Achtung cringe: So richtig funkts nicht oder? 

Geld haben die Sender auf jeden Fall ausreichend. Und damit das heilige Fernsehen nicht verändert werden muss, wird ein kleiner Teil in funk investiert. Einige funk-Formate laufen auch ziemlich gut. Dank YouTube erreichen sie Millionen Klicks. Auch ich streame gerne funk-Formate. Prominentes Beispiel: mailab. Das verständliche Chemielabor von Mai Thi Nguyen-Kim konnte nicht zuletzt durch Corona beweisen, wie guter Wissenschaftsjournalismus umgesetzt werden kann. Das dachte sich wohl auch das ZDF und entwickelte direkt ein neues Wissenschaftsformat mit ihr: MAITHINK X

Klar, warum nicht noch mehr rausholen. Mehr ist mehr oder so. Aber wo können wir die neue Show sehen? Nur in der ZDF-Mediathek oder auf ZDF Neo. Wie jetzt? Das macht doch gar keinen Sinn?! Stimmt – oder wie die YouTuber von “Space Frocs” es zusammenfassen: funk steckt in einem Dilemma! 

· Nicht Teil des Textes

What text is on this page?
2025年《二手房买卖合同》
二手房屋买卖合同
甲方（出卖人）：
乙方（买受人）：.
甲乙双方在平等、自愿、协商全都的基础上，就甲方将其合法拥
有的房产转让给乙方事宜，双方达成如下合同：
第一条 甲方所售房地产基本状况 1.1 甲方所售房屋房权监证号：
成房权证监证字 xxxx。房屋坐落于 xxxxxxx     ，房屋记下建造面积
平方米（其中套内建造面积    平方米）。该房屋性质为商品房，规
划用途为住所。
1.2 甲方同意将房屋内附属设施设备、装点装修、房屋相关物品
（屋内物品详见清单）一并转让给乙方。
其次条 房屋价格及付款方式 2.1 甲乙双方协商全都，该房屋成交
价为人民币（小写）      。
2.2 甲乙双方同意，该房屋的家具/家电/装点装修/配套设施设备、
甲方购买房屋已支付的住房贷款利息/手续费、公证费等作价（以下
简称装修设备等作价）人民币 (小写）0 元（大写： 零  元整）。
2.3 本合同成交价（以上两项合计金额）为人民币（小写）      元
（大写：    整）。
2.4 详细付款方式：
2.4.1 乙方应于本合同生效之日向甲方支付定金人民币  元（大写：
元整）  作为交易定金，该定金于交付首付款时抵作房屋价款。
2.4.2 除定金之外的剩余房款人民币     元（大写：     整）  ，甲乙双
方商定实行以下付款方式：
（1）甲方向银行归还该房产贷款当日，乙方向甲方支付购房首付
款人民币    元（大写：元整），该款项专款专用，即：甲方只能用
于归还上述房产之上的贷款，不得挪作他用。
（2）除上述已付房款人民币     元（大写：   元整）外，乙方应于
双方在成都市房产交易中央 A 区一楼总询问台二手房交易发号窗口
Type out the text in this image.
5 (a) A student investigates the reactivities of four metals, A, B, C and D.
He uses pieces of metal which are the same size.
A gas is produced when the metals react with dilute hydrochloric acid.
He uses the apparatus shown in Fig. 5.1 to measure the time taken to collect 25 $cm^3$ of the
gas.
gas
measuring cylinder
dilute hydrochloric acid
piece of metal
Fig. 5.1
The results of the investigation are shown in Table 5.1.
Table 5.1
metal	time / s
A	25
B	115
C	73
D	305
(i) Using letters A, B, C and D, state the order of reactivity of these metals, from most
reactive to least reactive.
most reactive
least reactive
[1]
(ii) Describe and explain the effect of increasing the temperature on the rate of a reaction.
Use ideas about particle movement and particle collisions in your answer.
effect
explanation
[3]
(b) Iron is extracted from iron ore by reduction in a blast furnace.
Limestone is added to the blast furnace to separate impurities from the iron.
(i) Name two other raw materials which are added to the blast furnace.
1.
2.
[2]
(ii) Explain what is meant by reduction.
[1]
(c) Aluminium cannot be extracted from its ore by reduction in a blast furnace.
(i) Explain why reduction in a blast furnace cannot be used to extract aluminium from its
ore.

Denn wenn ein funk-Format so richtig erfolgreich ist, kann es passieren, dass fürs klassische Fernsehen adaptiert werden soll, so wie im Fall von Mai. 

Eine eigene Sendung! 

Das ist natürlich ein Upgrade, was das Budget aber auch den redaktionellen Aufwand angeht. Jetzt muss richtig geglänzt werden. Is´ ja richtiges Fernsehen.

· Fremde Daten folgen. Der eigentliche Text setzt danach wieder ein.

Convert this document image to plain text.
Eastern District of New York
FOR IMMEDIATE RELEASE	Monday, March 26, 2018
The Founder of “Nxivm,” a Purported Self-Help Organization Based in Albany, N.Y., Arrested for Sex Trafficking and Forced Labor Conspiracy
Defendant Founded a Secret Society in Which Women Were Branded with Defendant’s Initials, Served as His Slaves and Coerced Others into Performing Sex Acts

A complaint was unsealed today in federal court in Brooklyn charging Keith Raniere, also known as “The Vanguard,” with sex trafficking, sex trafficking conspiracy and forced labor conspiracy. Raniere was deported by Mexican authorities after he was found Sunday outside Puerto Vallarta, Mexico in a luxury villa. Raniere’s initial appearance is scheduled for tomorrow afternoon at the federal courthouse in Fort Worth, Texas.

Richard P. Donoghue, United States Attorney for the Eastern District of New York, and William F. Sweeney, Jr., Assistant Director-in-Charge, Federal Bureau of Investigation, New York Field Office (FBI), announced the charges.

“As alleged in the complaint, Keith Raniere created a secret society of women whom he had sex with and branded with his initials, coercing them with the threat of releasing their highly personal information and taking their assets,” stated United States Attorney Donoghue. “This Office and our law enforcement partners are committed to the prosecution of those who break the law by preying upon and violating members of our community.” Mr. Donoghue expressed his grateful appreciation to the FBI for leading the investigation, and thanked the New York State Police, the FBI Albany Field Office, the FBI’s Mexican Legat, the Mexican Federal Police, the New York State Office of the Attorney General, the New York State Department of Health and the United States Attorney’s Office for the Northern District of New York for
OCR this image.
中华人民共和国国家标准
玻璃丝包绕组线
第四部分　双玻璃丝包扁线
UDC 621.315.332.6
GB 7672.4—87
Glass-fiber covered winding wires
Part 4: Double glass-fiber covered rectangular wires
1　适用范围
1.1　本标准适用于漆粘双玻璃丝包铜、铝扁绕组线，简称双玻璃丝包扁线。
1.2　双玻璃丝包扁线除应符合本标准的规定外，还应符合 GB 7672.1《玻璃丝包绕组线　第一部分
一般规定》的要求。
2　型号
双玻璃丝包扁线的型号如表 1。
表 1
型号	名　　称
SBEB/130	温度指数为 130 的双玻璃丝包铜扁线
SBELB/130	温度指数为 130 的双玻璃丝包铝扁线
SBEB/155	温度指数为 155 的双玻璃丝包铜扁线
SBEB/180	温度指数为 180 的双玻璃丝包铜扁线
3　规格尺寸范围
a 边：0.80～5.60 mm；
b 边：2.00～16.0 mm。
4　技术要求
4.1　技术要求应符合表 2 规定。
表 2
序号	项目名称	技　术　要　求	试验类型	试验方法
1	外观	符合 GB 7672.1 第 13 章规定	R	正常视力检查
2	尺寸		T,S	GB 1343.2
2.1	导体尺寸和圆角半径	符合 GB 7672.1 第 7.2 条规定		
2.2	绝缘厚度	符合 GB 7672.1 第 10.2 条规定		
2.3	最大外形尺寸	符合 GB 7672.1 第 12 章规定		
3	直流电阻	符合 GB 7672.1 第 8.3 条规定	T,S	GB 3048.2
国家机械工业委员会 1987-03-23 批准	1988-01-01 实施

Bleibt die Coolness dabei ein bisschen auf der Strecke? Ich persönlich mochte die Themen der Sendung und sowieso: pro Wissenschaft! Richtig rund und locker fühlte es sich aber noch nicht an und, was im Gegensatz zu mailab definitiv fehlt: die Reichweite.

Aus der anderen Perspektive: funk ermöglicht es Content-Creator*innen sich auszuprobieren und bietet ihnen die Möglichkeit, auf ein bestehendes Netzwerk zurückzugreifen und sich dadurch schnell zu etablieren. Beispiel: Pocket Hazel. Die YouTuberin startete bei funk mit dem Format “Pocket Money”.

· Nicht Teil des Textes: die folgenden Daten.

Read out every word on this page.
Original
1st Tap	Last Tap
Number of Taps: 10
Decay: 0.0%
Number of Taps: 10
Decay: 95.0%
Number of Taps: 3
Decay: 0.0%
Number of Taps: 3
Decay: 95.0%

Das lief auch ziemlich gut. Letztes Jahr hieß es dann Ciao. Hazel will nach 2 Jahren unabhängig arbeiten, wie sie selbst erklärte. Wir erinnern uns: ein Dilemma. Ist man erfolgreich, hat man auf dem freien YouTube-Markt natürlich mehr Freiheiten, muss sich nicht mehr an redaktionellen Vorgaben abarbeiten und verdient zudem viel viel viel mehr Geld.

Noch ein anderes Beispiel: deep und deutlich.

Der Kölner Treff 2.0 ist mir wirklich ein Rätsel. Ich verstehe die Idee. Mit Aminata Belli kann ich mich sicherlich mehr identifizieren, als mit Bettina Böttinger. Aber: Es ist starr und langweilig. Obwohl ich die Moderator*innen mag, die Gäst*innen und Themenauswahl mich angesprochen hat, bekomme ich beim Zuschauen ein beklemmendes Gefühl.

Sollen hier meine Eltern an junge Themen herangeführt werden oder junge Zuschauer*innen das Fernsehen von gestern erleben? I don´t get it. 

An anderer Stelle würde ich mir dagegen mehr Kontrolle oder zumindest journalistische Standards wünschen. “Wie ein Millionär im Thai-Knast landete” würde sicherlich nicht so im ARD-Hauptprogramm laufen. Das funk-Format strg f verfolgt in dieser 20-minütigen Folge einen angeblichen, deutschenEx-Millionär, der über thailändische Gefängnisse philosophiert und dabei vor allem cool aussehen möchte. 

Oder die Folge “Links und gewaltbereit. Der Fall Lina E.” in der es heißt: “Im Übrigen sagt auch der Verfassungsschutz in Deutschland, die größte Gefahr kommt von rechts. Okay, aber das hier ist ja ein Film über linke Gewalt und die gibt es ja nun mal”. Die Redaktion bekam auf dieses Video viel Kritik. Zurecht. Rechte und linke Gewalt einfach so vergleichen? Geht gar nicht! Andere Themen sind dagegen gut recherchiert. Genau wie eine Vielzahl von funk-Dokus. Was mir aber auffällt:

Wenn es “nur” um YouTube geht, darf es auch mal halbgarer Content sein, obwohl potenziell viele junge Menschen erreicht werden.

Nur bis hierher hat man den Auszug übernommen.